I attend and present at eleven or twelve writers conferences a year. That’s a lot. But it’s always a joy to renew friendships and talk writing and meet promising writers. It’s also amazing how much writerly wisdom flows at these events, some of it in such volume that attendees and faculty can struggle to hear and process all of it. So I thought I’d offer a little help and record here some (a small fraction, actually) of the things my faculty friends have said at recent writers conferences:

“If you self-edit your work (even before it goes to a freelance editor), you will separate yourself from the masses” (Eva Marie Everson).

“Something visual should be on each page. Don’t let important scenes be done offstage–put them right there in the story” (Lenora Worth).

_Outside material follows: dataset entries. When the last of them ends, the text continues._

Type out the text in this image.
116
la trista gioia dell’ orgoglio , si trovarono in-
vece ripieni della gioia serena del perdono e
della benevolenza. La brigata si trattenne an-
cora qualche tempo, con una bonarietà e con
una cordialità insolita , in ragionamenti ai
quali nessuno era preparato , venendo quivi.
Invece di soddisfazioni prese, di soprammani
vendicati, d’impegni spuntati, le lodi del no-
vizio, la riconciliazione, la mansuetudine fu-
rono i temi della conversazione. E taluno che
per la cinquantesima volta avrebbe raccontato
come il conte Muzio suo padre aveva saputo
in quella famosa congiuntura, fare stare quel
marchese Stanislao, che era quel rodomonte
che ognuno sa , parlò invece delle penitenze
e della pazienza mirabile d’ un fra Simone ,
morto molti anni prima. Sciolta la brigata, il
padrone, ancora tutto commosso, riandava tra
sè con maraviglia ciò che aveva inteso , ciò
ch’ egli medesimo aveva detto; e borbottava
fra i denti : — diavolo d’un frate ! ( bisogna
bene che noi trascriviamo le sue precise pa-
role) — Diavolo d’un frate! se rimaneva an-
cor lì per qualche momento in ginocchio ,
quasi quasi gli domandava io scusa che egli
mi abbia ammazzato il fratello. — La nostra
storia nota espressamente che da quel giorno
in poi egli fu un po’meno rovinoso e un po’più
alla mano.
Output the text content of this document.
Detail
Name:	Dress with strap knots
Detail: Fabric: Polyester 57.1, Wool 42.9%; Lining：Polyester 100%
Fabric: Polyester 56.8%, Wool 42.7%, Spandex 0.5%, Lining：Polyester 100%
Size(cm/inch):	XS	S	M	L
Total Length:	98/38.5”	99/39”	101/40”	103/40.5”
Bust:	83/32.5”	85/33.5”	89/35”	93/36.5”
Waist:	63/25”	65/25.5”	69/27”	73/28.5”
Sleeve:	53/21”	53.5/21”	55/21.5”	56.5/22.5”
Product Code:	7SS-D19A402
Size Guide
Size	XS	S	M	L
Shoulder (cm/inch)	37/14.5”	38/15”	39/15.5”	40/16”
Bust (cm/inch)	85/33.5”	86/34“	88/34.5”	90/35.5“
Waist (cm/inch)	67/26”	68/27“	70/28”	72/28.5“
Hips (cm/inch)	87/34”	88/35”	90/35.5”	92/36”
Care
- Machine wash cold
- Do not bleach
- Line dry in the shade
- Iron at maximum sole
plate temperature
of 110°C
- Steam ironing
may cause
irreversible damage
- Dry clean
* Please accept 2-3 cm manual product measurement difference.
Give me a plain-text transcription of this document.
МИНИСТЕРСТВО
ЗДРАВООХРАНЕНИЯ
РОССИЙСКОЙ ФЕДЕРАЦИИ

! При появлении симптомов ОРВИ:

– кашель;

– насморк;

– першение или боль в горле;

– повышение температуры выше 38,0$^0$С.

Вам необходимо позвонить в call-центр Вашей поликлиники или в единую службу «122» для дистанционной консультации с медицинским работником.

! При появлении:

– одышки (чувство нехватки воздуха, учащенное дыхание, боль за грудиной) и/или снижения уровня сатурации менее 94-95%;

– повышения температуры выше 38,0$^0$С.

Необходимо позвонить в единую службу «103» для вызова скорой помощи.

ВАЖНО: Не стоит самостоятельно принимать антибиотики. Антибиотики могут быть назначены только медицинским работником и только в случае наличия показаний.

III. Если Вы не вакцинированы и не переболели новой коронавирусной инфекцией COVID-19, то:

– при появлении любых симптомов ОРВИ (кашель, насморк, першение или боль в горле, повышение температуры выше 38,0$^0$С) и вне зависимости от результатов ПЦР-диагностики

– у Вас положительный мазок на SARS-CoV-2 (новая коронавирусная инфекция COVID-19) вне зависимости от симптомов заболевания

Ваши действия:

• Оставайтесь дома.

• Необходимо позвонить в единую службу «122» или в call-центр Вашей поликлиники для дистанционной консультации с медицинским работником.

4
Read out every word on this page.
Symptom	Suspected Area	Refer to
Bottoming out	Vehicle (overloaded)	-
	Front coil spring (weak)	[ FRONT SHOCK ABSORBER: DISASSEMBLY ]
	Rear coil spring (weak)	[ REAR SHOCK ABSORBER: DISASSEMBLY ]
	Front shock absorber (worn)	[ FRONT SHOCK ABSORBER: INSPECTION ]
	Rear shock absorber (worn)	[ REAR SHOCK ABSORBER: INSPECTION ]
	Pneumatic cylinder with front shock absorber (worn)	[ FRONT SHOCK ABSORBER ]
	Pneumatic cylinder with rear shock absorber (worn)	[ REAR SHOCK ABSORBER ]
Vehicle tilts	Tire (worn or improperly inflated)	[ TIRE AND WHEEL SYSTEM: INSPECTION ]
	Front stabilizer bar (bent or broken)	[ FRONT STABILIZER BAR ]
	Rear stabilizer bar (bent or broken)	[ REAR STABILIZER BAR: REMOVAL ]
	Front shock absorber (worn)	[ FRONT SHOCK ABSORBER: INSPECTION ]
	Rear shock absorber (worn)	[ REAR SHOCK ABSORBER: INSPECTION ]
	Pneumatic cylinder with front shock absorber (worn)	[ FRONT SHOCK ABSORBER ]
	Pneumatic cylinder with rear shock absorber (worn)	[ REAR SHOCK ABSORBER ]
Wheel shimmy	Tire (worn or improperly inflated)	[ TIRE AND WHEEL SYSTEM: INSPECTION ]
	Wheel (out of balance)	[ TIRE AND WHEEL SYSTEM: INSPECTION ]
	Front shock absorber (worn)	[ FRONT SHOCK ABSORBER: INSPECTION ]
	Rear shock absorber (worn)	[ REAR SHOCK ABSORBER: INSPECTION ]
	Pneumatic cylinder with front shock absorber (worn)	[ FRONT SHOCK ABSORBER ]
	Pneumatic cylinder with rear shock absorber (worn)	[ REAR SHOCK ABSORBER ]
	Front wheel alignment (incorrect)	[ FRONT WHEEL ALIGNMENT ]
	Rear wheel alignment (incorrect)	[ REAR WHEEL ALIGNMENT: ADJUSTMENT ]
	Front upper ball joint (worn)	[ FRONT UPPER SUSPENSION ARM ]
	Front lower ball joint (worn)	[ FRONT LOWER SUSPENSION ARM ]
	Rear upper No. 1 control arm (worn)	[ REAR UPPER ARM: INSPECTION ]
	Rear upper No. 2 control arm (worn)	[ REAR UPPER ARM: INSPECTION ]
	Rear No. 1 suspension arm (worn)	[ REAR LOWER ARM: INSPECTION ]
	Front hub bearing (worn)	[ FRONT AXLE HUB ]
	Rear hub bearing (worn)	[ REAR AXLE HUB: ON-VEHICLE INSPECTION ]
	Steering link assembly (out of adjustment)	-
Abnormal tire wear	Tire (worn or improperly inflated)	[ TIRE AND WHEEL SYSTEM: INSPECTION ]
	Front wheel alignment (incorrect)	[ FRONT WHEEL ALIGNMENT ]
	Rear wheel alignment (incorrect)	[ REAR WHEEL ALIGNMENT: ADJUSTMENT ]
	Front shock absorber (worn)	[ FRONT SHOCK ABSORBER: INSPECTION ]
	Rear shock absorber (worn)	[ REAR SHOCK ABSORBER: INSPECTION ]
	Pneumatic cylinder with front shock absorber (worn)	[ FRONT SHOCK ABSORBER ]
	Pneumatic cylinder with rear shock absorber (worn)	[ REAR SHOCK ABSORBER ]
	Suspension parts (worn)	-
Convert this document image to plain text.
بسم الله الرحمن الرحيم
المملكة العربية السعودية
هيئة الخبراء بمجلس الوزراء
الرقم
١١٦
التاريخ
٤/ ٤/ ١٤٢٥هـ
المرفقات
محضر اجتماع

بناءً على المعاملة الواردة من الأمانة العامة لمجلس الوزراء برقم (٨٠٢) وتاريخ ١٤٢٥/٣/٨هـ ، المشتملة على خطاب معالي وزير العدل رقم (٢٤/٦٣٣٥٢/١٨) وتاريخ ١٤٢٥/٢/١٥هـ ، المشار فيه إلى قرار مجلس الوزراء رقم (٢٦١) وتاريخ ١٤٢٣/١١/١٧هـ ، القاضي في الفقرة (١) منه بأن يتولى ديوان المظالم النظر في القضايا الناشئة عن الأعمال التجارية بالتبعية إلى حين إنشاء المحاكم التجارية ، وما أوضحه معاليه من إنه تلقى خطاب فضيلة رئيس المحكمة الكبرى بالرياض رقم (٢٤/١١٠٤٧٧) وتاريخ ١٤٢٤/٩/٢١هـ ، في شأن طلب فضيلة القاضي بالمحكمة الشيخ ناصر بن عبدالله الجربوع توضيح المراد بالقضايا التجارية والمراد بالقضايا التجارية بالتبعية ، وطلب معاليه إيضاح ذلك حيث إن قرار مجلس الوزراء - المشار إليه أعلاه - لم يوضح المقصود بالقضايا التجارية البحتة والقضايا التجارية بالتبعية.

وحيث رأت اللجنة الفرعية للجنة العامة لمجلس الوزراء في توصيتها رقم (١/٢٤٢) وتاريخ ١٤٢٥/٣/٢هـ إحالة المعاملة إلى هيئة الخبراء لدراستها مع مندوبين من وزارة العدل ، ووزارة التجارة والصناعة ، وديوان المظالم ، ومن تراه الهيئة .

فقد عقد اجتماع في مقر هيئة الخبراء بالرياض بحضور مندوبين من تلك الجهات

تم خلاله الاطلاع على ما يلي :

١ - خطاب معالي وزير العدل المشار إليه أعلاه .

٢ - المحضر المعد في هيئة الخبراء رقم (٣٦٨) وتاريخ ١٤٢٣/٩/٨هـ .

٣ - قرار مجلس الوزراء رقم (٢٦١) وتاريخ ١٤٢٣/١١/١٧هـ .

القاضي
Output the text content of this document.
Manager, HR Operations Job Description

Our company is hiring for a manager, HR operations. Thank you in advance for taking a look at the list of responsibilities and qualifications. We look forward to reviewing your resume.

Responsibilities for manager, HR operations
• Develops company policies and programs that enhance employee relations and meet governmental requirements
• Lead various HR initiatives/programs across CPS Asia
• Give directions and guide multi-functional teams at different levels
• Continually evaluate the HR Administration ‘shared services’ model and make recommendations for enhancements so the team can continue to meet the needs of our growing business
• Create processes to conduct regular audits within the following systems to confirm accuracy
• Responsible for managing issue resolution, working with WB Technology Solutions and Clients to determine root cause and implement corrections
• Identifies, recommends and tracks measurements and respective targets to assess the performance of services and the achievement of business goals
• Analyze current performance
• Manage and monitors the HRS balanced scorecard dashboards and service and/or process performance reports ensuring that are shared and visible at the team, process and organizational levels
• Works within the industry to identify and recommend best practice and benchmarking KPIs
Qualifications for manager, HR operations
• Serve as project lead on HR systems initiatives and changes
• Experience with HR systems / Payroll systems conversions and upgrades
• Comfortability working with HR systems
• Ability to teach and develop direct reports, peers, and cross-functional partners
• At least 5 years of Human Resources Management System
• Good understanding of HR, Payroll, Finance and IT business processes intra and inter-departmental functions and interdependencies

“We’re all buds in God’s garden, waiting for our time to bloom. Some have started to open, some haven’t. Will you blossom?” (Marilyn Turk).

“The best thing I’ve ever done as a writer is that I didn’t quit” (Edie Melson).

“Nothing brilliant was ever written the first time around. You might have a great idea, but to make your work really shine, it needs a good spit and polish” (Taryn Souders).

“Nothing terrible happens to authors, just terrific anecdotes” (James N. Watkins).

“Your words are as individualized as your finger prints–powerful enough to touch hearts, lives, and transform nations” (LaTan Roland Murphy).

“When you deepen your story’s sense of place, your characters resemble actors shooting on location instead of on a sound stage” (Johnnie Alexander).

“Don’t marry your words. There are always better words, better phrases, better ways to say something. Having a teachable spirit helps prevent word divorce, and it nurtures the ability to craft words that make an impact” (Cindy Sproles).

“Add details to your stories by being the kind of person who assimilates life through noticing–taking time to filter and process. That’s why good writers are deliberate and focus on others. That’s why we choose to relish the moments and to listen and to look deeper. I cannot be a writer of details if I am always on the run.  Our readers don’t want us to tell them how to feel something or even what to feel. They want us to help them experience the situation so vividly that the lesson or emotion is naturally awakened within them” (Lucinda Secrest McDowell).

“Work for long-term success, and don’t expect to be discovered or make a big splash right away. Keep a notebook full of writing ideas, and don’t have everything ride on one dream project” (Susy Flory).

“If you get a rejection, don’t lose heart. Keep polishing, keep making connections, and keep at it. Success in publishing is often your proposal getting to the right desk at the right time. Always try again” (Vicki Crumpton).

“If God has called us through His Word, empowered us through His Spirit, and equipped us through His gifts, we can trust Him to open the right doors in His perfect timing. Our job is to pray fervently, write passionately, edit ferociously, and submit humbly, resting in the reality that God’s opinion is the one that matters” (Liz Curtis Higgs).

See what I mean? Good stuff. These kinds of gems and more are par for the course at any of the many fine Christian writers conferences around the country. What’s the most memorable thing you’ve heard at a writers conference?